Крокодил - страница 31
— Верка? Она очень хорошая. Тебе что, ее социальный статус? Ну невысок. Среднее образование, работает машинисткой. Но в этом разве дело? Разве дело в образовании? Понимаешь, она умная, красивая, добрая, почти как Инга, и, самое главное, она тоже своя. Это ведь самое главное! Ты согласен? Есть и еще, чего мне в. Инге не хватало, старик, а это очень важно, то, что я сейчас скажу, без этого мужчине с женщиной не жить, это даже не постель, хотя постель очень важна, чего скрывать, но это важнее: она меня уважает и почитает, я для нее нечто значу, не просто как мужик, а как выдающаяся фигура, Она с такими раньше не сталкивалась, это лестно, старик, это приятно, это надо, чтоб тебя в твоей семье уважали. А Инга за долгие годы потеряла веру в меня, перестала уважать. А это силы отнимает, вера же в тебя силы придает. Ты извини, что я так все вываливаю, мне давно хотелось с тобой поговорить, исповедаться, что ли… Исповедь возникла же не случайно. Она душу очищает, спасает, лечит. Исповеднику, конечно, тяжело чужую грязь видеть. — Лева выпил снова глоток воды, но скорее автоматически, потому что, несмотря на длинный разговор, сухость в горле и жажда прошли.
— То есть, — перебил его Гриша. — ты хочешь сказать, что в вашем разводе виновата Инга?
— Не так прямо, Гришенька, не так прямо. Вон у тебя Владимир Соловьев на полке стоит. Там стихи его есть? Ну, неважно. Инга все любила повторять его строчки. Это она говорила, что человек сам творец своего несчастья. Я согласен с ней. Каждый сам в своей жизни виноват, это понятно ведь. Она обычно цитировала из Соловьева вот что. Стихи, правда, шуточные, но ничего.
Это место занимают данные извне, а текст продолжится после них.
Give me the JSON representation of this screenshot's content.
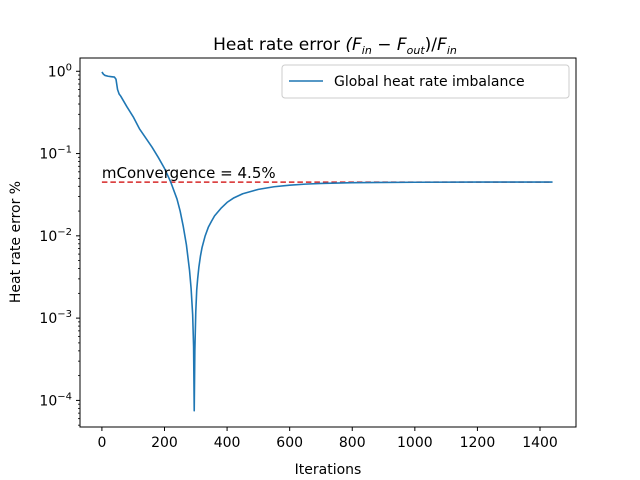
{
  "chart_data": {
    "type": "line",
    "title_prefix": "Heat rate error ",
    "title_formula": "(F_in − F_out)/F_in",
    "title_parts": {
      "open": "(",
      "f1": "F",
      "sub1": "in",
      "minus": " − ",
      "f2": "F",
      "sub2": "out",
      "close": ")/",
      "f3": "F",
      "sub3": "in"
    },
    "xlabel": "Iterations",
    "ylabel": "Heat rate error %",
    "xlim": [
      -70,
      1515
    ],
    "ylim": [
      4.75e-05,
      1.45
    ],
    "yscale": "log",
    "x_ticks": [
      0,
      200,
      400,
      600,
      800,
      1000,
      1200,
      1400
    ],
    "x_tick_labels": [
      "0",
      "200",
      "400",
      "600",
      "800",
      "1000",
      "1200",
      "1400"
    ],
    "y_ticks": [
      1,
      0.1,
      0.01,
      0.001,
      0.0001
    ],
    "y_tick_labels": [
      {
        "base": "10",
        "exp": "0"
      },
      {
        "base": "10",
        "exp": "−1"
      },
      {
        "base": "10",
        "exp": "−2"
      },
      {
        "base": "10",
        "exp": "−3"
      },
      {
        "base": "10",
        "exp": "−4"
      }
    ],
    "grid": false,
    "legend_position": "upper right",
    "series": [
      {
        "name": "Global heat rate imbalance",
        "color": "#1f77b4",
        "x": [
          0,
          5,
          10,
          20,
          30,
          40,
          45,
          50,
          55,
          60,
          70,
          80,
          100,
          120,
          140,
          160,
          180,
          200,
          220,
          240,
          250,
          260,
          270,
          280,
          285,
          290,
          293,
          295,
          297,
          300,
          303,
          306,
          310,
          315,
          320,
          330,
          340,
          350,
          360,
          380,
          400,
          420,
          450,
          500,
          550,
          600,
          650,
          700,
          800,
          900,
          1000,
          1200,
          1440
        ],
        "y": [
          0.98,
          0.92,
          0.89,
          0.87,
          0.86,
          0.85,
          0.8,
          0.6,
          0.53,
          0.5,
          0.43,
          0.37,
          0.28,
          0.2,
          0.155,
          0.12,
          0.09,
          0.066,
          0.045,
          0.028,
          0.02,
          0.013,
          0.0078,
          0.0038,
          0.0023,
          0.0011,
          0.00045,
          7.5e-05,
          0.0004,
          0.0012,
          0.0022,
          0.003,
          0.0042,
          0.0057,
          0.0072,
          0.01,
          0.0127,
          0.015,
          0.0175,
          0.0215,
          0.0255,
          0.0287,
          0.0325,
          0.0367,
          0.0395,
          0.0413,
          0.0425,
          0.0433,
          0.0442,
          0.0446,
          0.0448,
          0.045,
          0.045
        ]
      }
    ],
    "reference_line": {
      "y": 0.045,
      "x_range": [
        0,
        1440
      ],
      "color": "#d62728",
      "style": "dashed"
    },
    "annotation": {
      "text": "mConvergence = 4.5%",
      "x": 0,
      "y": 0.045
    }
  }
}
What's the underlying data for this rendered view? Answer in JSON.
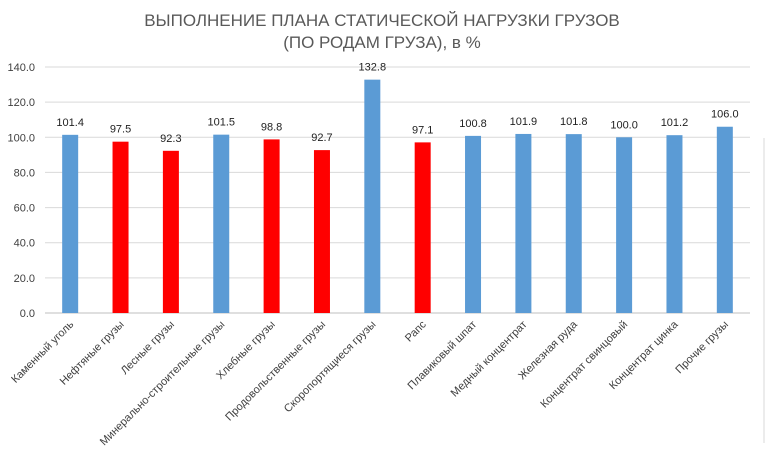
{
  "chart_data": {
    "type": "bar",
    "title_lines": [
      "ВЫПОЛНЕНИЕ ПЛАНА СТАТИЧЕСКОЙ НАГРУЗКИ ГРУЗОВ",
      "(ПО РОДАМ ГРУЗА), в %"
    ],
    "categories": [
      "Каменный уголь",
      "Нефтяные грузы",
      "Лесные  грузы",
      "Минерально-строительные  грузы",
      "Хлебные грузы",
      "Продовольственные  грузы",
      "Скоропортящиеся  грузы",
      "Рапс",
      "Плавиковый шпат",
      "Медный концентрат",
      "Железная руда",
      "Концентрат свинцовый",
      "Концентрат цинка",
      "Прочие  грузы"
    ],
    "values": [
      101.4,
      97.5,
      92.3,
      101.5,
      98.8,
      92.7,
      132.8,
      97.1,
      100.8,
      101.9,
      101.8,
      100.0,
      101.2,
      106.0
    ],
    "data_labels": [
      "101.4",
      "97.5",
      "92.3",
      "101.5",
      "98.8",
      "92.7",
      "132.8",
      "97.1",
      "100.8",
      "101.9",
      "101.8",
      "100.0",
      "101.2",
      "106.0"
    ],
    "bar_colors": [
      "#5b9bd5",
      "#ff0000",
      "#ff0000",
      "#5b9bd5",
      "#ff0000",
      "#ff0000",
      "#5b9bd5",
      "#ff0000",
      "#5b9bd5",
      "#5b9bd5",
      "#5b9bd5",
      "#5b9bd5",
      "#5b9bd5",
      "#5b9bd5"
    ],
    "y_ticks": [
      "0.0",
      "20.0",
      "40.0",
      "60.0",
      "80.0",
      "100.0",
      "120.0",
      "140.0"
    ],
    "ylim": [
      0,
      140
    ],
    "grid": true,
    "legend": "none"
  }
}
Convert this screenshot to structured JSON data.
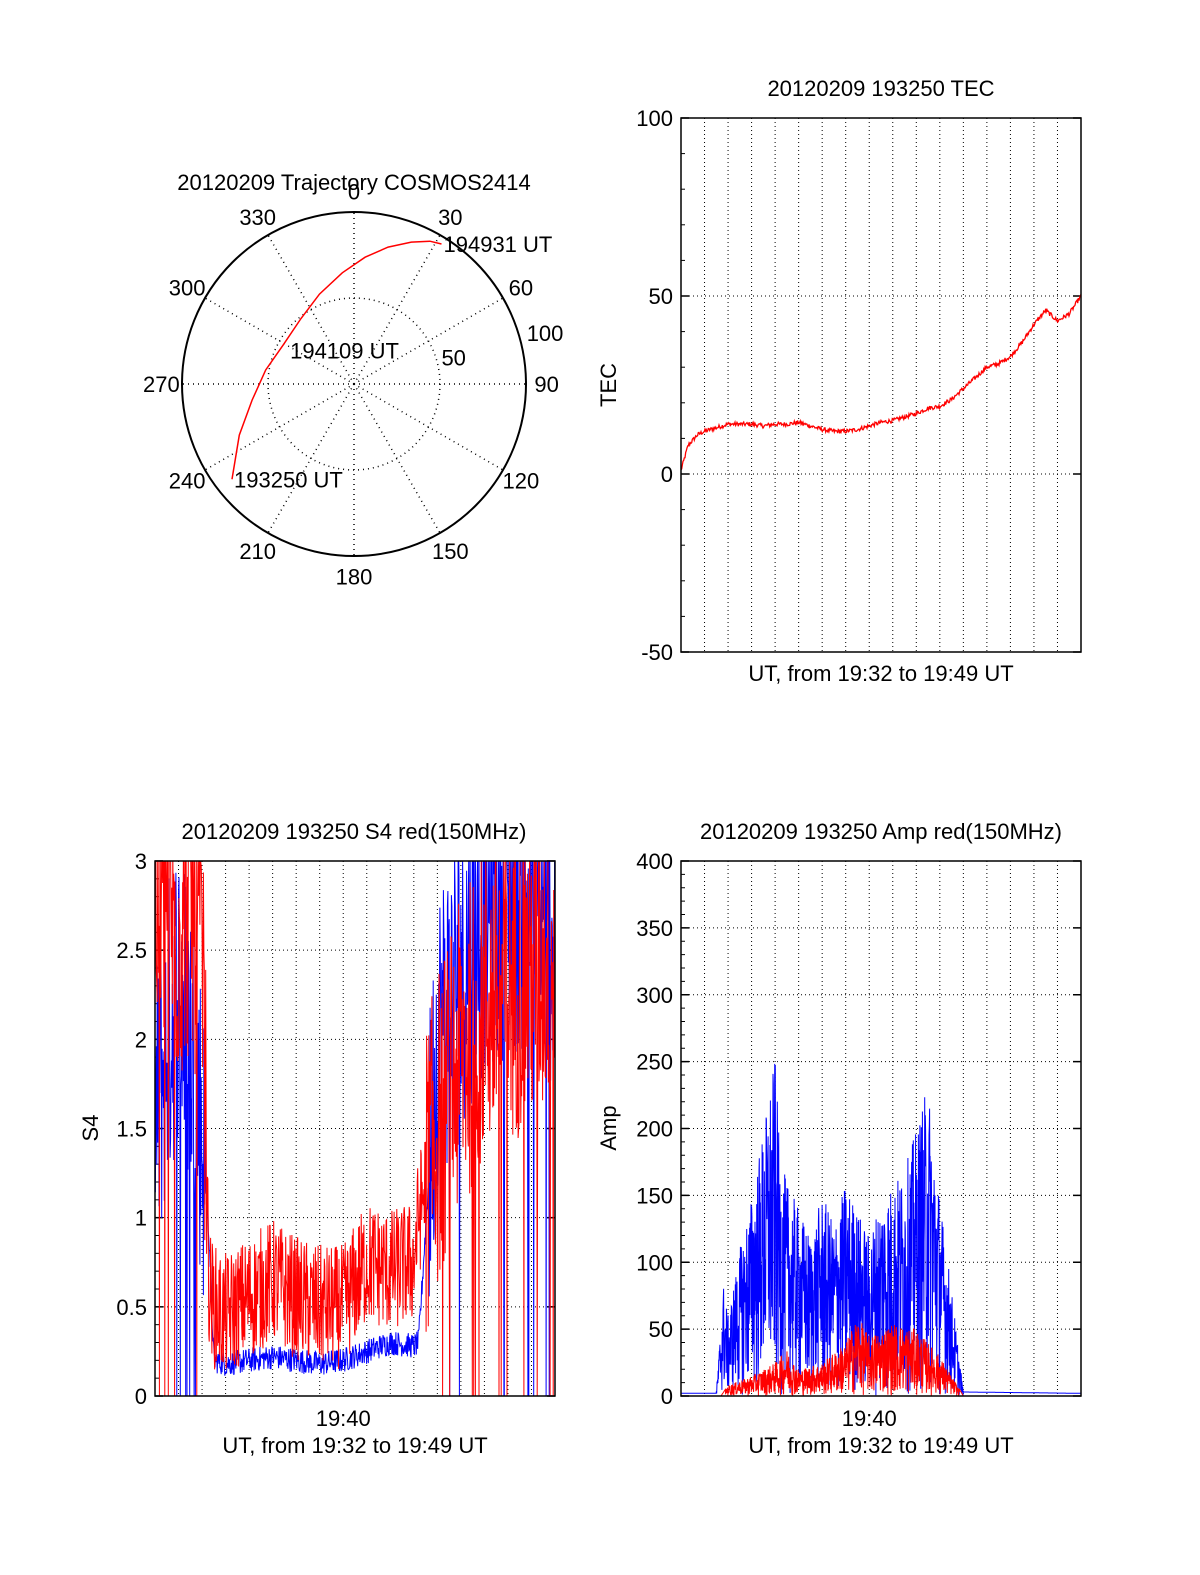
{
  "colors": {
    "red": "#ff0000",
    "blue": "#0000ff",
    "axis": "#000000"
  },
  "chart_data": [
    {
      "type": "polar",
      "title": "20120209 Trajectory COSMOS2414",
      "angle_labels": [
        "0",
        "30",
        "60",
        "90",
        "120",
        "150",
        "180",
        "210",
        "240",
        "270",
        "300",
        "330"
      ],
      "radial_labels": [
        "50",
        "100"
      ],
      "radial_label_values": [
        50,
        100
      ],
      "r_max": 100,
      "series": [
        {
          "color": "red",
          "points": [
            {
              "az": 232,
              "r": 90
            },
            {
              "az": 246,
              "r": 73
            },
            {
              "az": 261,
              "r": 60
            },
            {
              "az": 279,
              "r": 52
            },
            {
              "az": 299,
              "r": 47
            },
            {
              "az": 321,
              "r": 49
            },
            {
              "az": 339,
              "r": 56
            },
            {
              "az": 354,
              "r": 65
            },
            {
              "az": 5,
              "r": 74
            },
            {
              "az": 14,
              "r": 82
            },
            {
              "az": 22,
              "r": 89
            },
            {
              "az": 28,
              "r": 94
            },
            {
              "az": 32,
              "r": 96
            }
          ]
        }
      ],
      "annotations": [
        {
          "text": "194931 UT",
          "az": 32,
          "r": 96
        },
        {
          "text": "194109 UT",
          "az": 297,
          "r": 43
        },
        {
          "text": "193250 UT",
          "az": 232,
          "r": 90
        }
      ]
    },
    {
      "type": "line",
      "title": "20120209 193250 TEC",
      "ylabel": "TEC",
      "xlabel": "UT, from 19:32 to 19:49 UT",
      "ylim": [
        -50,
        100
      ],
      "yticks": [
        "-50",
        "0",
        "50",
        "100"
      ],
      "ytick_values": [
        -50,
        0,
        50,
        100
      ],
      "xlim": [
        0,
        17
      ],
      "grid": true,
      "series": [
        {
          "color": "red",
          "x": [
            0,
            0.3,
            0.7,
            1.0,
            1.5,
            2.0,
            2.5,
            3.0,
            3.5,
            4.0,
            4.5,
            5.0,
            5.5,
            6.0,
            6.5,
            7.0,
            7.5,
            8.0,
            8.5,
            9.0,
            9.5,
            10.0,
            10.5,
            11.0,
            11.5,
            12.0,
            12.5,
            13.0,
            13.5,
            14.0,
            14.5,
            15.0,
            15.5,
            16.0,
            16.5,
            17.0
          ],
          "y": [
            1,
            8,
            11,
            12,
            13,
            14,
            14,
            14,
            13.5,
            14,
            14,
            14.5,
            13.5,
            12.5,
            12,
            12,
            12.5,
            13.5,
            14.5,
            15,
            16,
            17,
            18.5,
            19,
            21,
            24,
            27,
            30,
            31,
            33,
            37,
            42,
            46,
            43,
            45,
            50
          ]
        }
      ]
    },
    {
      "type": "line",
      "title": "20120209 193250 S4 red(150MHz)",
      "ylabel": "S4",
      "xlabel": "UT, from 19:32 to 19:49 UT",
      "ylim": [
        0,
        3
      ],
      "yticks": [
        "0",
        "0.5",
        "1",
        "1.5",
        "2",
        "2.5",
        "3"
      ],
      "ytick_values": [
        0,
        0.5,
        1,
        1.5,
        2,
        2.5,
        3
      ],
      "xticks": [
        "19:40"
      ],
      "xtick_values": [
        8
      ],
      "xlim": [
        0,
        17
      ],
      "grid": true,
      "series": [
        {
          "color": "blue",
          "x": [
            0,
            0.5,
            1,
            1.5,
            2,
            2.3,
            2.5,
            3,
            4,
            5,
            6,
            7,
            8,
            9,
            10,
            11,
            11.2,
            12,
            13,
            14,
            15,
            16,
            17
          ],
          "y": [
            1.5,
            2.0,
            2.3,
            2.0,
            1.5,
            0.9,
            0.2,
            0.18,
            0.2,
            0.22,
            0.2,
            0.18,
            0.2,
            0.25,
            0.3,
            0.28,
            0.3,
            2.0,
            2.4,
            2.7,
            2.8,
            2.8,
            2.6
          ]
        },
        {
          "color": "red",
          "x": [
            0,
            0.5,
            1,
            1.5,
            2,
            2.3,
            2.5,
            3,
            4,
            5,
            6,
            7,
            8,
            9,
            10,
            11,
            11.2,
            12,
            13,
            14,
            15,
            16,
            17
          ],
          "y": [
            2.8,
            2.8,
            2.6,
            2.8,
            2.5,
            0.6,
            0.5,
            0.45,
            0.55,
            0.65,
            0.55,
            0.5,
            0.5,
            0.75,
            0.7,
            0.75,
            1.0,
            1.5,
            1.9,
            2.2,
            2.3,
            2.4,
            2.5
          ]
        }
      ]
    },
    {
      "type": "area",
      "title": "20120209 193250 Amp red(150MHz)",
      "ylabel": "Amp",
      "xlabel": "UT, from 19:32 to 19:49 UT",
      "ylim": [
        0,
        400
      ],
      "yticks": [
        "0",
        "50",
        "100",
        "150",
        "200",
        "250",
        "300",
        "350",
        "400"
      ],
      "ytick_values": [
        0,
        50,
        100,
        150,
        200,
        250,
        300,
        350,
        400
      ],
      "xticks": [
        "19:40"
      ],
      "xtick_values": [
        8
      ],
      "xlim": [
        0,
        17
      ],
      "grid": true,
      "series": [
        {
          "color": "blue",
          "x": [
            0,
            1.5,
            1.8,
            2.0,
            2.5,
            3.0,
            3.5,
            4.0,
            4.2,
            4.5,
            5.0,
            5.5,
            6.0,
            6.5,
            7.0,
            7.5,
            8.0,
            8.5,
            9.0,
            9.5,
            10.0,
            10.5,
            11.0,
            11.5,
            12.0,
            17.0
          ],
          "y": [
            2,
            2,
            85,
            60,
            110,
            150,
            200,
            255,
            180,
            160,
            140,
            120,
            150,
            130,
            160,
            140,
            120,
            150,
            160,
            170,
            200,
            235,
            150,
            80,
            3,
            2
          ]
        },
        {
          "color": "red",
          "x": [
            0,
            1.7,
            2.0,
            3.0,
            4.0,
            4.5,
            5.0,
            6.0,
            7.0,
            7.5,
            8.0,
            9.0,
            10.0,
            10.5,
            11.0,
            11.5,
            12.0,
            17.0
          ],
          "y": [
            0,
            0,
            8,
            15,
            25,
            35,
            20,
            25,
            40,
            60,
            45,
            55,
            50,
            40,
            30,
            15,
            0,
            0
          ]
        }
      ]
    }
  ]
}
— Да ты прочти лучше, чем рассуждать.
— Читаю. Если, конечно, правильно помню:
Понял? Каждый человек рождает крокодила своей судьбы… — на этих словах Лева поперхнулся и замер, уставившись на Гришу. Перед глазами всплыла в мутном таком ракурсе вчерашняя длинномордая высокая фигура, вчерашний кошмар, но все-таки одно дело стихи и рассуждения, другое — реальность жизни. Да и ребята его утром успокоили, посмеялись.
— Ты чего? — спросил Гриша. — Призрак увидал?
— Х-хе, — тоном Кирхова попытался ответить Лева, то есть тоном, как казалось ему, выражающим абсолютное презрение к вопросу и абсолютную же независимость (интонациям Кирхова многие подражали в их конторе). — Не говори чушь! — И тут он почувствовал такой позыв к мочеиспусканию, что, чудилось, еще секунда и разорвет мочевой пузырь. «Пиво проклятое», — подумал Лева. — Ты извини, — вскочил он. — Мне надо… надо выйти.
— Куда? — не понял Гриша.
— В туалет. Надеюсь, он у вас на том же месте?
— Разумеется. У нас все на том же месте, — в ответе был намек на Левин так и не разыгранный как следует вопрос о Гришиной жизни. — Ты географию квартиры помнишь?
— Угу. — Приплясывая, Лева выскочил в коридор, бросив мимоходом: — Надеюсь, Аня меня по дороге не съест?
В коридоре никого не было. Лева быстро прошмыгнул мимо деревянных полок с журналами и книгами, занимавших все коридорные стены, и тоже — от пола до потолка. Ему показалось даже, что добежать не успеет. Но успел. Выйдя оттуда и чувствуя огромное облегчение, способность воспринимать окружающий мир, он услышал движение и шебуршание в Аниной комнате: похоже, что она куда-то собиралась или чего-то делала. И тут Лева вспомнил, что Гриша ведь говорил ему, что с Аниными родственниками, или нет, с одним из родственников что-то случилось. Но что? Надо было скорее пройти к Грише в кабинет, спросить, в чем у них дело, пока ненароком не вышла Аня. Однако не удалось. Дверь Аниной комнаты открылась, на пороге стояла Аня. За двадцать-то лет она погрузнела, потучнела, хотя и не сильно, носила очки, по-прежнему делала себе перманентную завивку, чтоб волосы кучерявились, и по-прежнему взгляд, обращенный на Леву, был суров и неласков. Хотя было в нем сейчас некое ожидание.
— Здравствуй, Анечка, — пробормотал, согнувшись, Лева.
— А ты руки после туалета теперь не моешь? — явно она хотела что-то другое спросить, эта фраза вылетела от раздражения, это Лева почувствовал.